Interior designer Sarah Buxton suggested furnishings with simple lines, a vintage appeal and low profiles to keep the focus on the views, underscoring furniture groupings with contemporary area rugs, which also serve to soften the guest house.
The outdoor living spaces were as important as the indoors, says Mercier. “We had started building the new pool and deck behind the old house when the guest house project came along. We simply extended the pool and the decking to connect both spaces.” The elongated pool has a deeper, swimming end by the original house and a shallower, made-for-sunbathing end by the guest house.
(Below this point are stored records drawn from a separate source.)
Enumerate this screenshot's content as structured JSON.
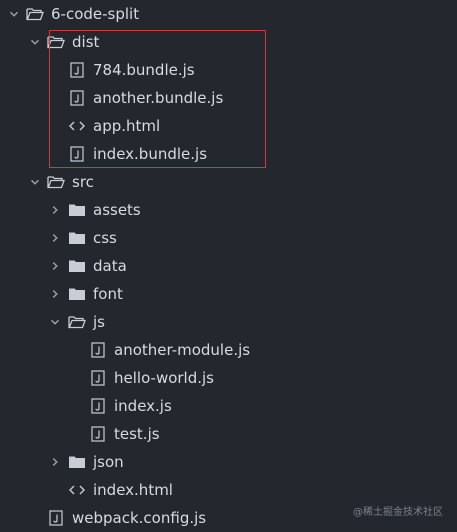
{
  "explorer": {
    "root": {
      "label": "6-code-split",
      "expanded": true
    },
    "dist": {
      "label": "dist",
      "expanded": true,
      "files": [
        "784.bundle.js",
        "another.bundle.js",
        "app.html",
        "index.bundle.js"
      ]
    },
    "src": {
      "label": "src",
      "expanded": true,
      "folders": [
        "assets",
        "css",
        "data",
        "font"
      ],
      "js": {
        "label": "js",
        "expanded": true,
        "files": [
          "another-module.js",
          "hello-world.js",
          "index.js",
          "test.js"
        ]
      },
      "json": {
        "label": "json"
      },
      "index_html": "index.html"
    },
    "webpack_config": "webpack.config.js"
  },
  "highlight": {
    "target": "dist",
    "border_color": "#c83d3f"
  },
  "watermark": "@稀土掘金技术社区",
  "icons": {
    "chevron_expanded": "chevron-down-icon",
    "chevron_collapsed": "chevron-right-icon",
    "folder_open": "folder-open-icon",
    "folder_closed": "folder-icon",
    "js_file": "js-file-icon",
    "html_file": "html-file-icon"
  },
  "colors": {
    "background": "#24272e",
    "text": "#d7dae0",
    "icon": "#c8ccd4",
    "chevron": "#9da2ad"
  }
}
A stepping-stone bridge across the pool is lined up exactly with the new entry between the two houses and creates a shortcut between the two sides of the ipe wood deck, where multiple furniture groupings are meant for dining and lounging.
Mercier worked with landscape designer Victoria Pakshong to unify the forest-like hillside, dense with eucalyptus, above the house with the more clipped, minimalist plantings closer to the old and new parts of the residence. A series of natural, railroad tie-edged steps wind up and down the hillside through the trees and newly planted grasses and agaves, connecting to home’s auto court, done in concrete, grass and permeable Grasscrete. Neat rectangles of grass and low shrubs around the pool don’t interfere with the vistas.
“The new guest house works on multiple levels,” says Mercier, summing up the project. “Davis can entertain large groups or host overnight guests. He can work in there, or just enjoy the space by himself.”